How do you orchestrate data between disparate storages?

As the data ecosystem within enterprises grow larger and larger, not only do we see an increase in total data volumes but also an increase in the disparate storage systems in which they are housed. The challenge then becomes how do different applications and teams have an efficient way of being able to access data across these various sub systems without having to spend a nontrivial amount of time on building data access workflows.

Data Orchestration with Alluxio

Over time as the data ecosystem matures, we see one trend that is commonly repeated. When developers and teams cannot get reliable performance and access they often resort to creating a new computation framework, a new storage system, and ultimately an entirely new stack. While this may serve as a temporary solution over time it only stands to magnify the issue at hand.
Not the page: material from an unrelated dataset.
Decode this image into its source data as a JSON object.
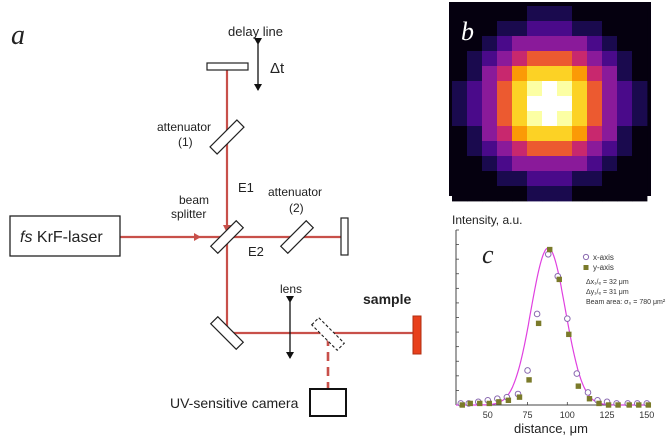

Alluxio realizes that to solve this problem there becomes a need to have a new layer, that of a data orchestration layer. A data orchestration platform that sits in between compute and storage. The need for this layer becomes more evident when we realize that we need to ensure a way for our environment to run agnostic of compute, storage, or cloud.

Through an easy to use and feature rich set of commands the Alluxio command line is also extremely comfortable to navigate for any developers that have used a posix environment previously.

alluxio@ip-172-31-38-93 alluxio]$ ./bin/alluxio fs ls /

drwxr-xr-x alluxio        alluxio  24 PERSISTED 05-28-2019 12:33:47:944  DIR /default_tests_files

drwxr-xr-x alluxio        alluxio   3 NOT_PERSISTED 05-28-2019 17:49:30:084  DIR /hdfs

drwxr-xr-x alluxio        alluxio   4 NOT_PERSISTED 05-28-2019 17:49:33:295  DIR /s3

drwxrwxrwx alluxio        alluxio   2 PERSISTED 05-28-2019 16:40:52:914  DIR /testdfsio

In the above we can see that through an ‘ls’ command we are now able to also see multiple different storage directories that we can access through Alluxio. These storages are effectively ‘mounted’ into the Alluxio namespace using an Alluxio fs mount command.

This idea of virtualization allows developers and applications teams to no longer need to worry about which compute or storage they are using. As long as Alluxio is able to speak an interface compatible with either the compute framework or storage then it can integrate seamlessly into any environment.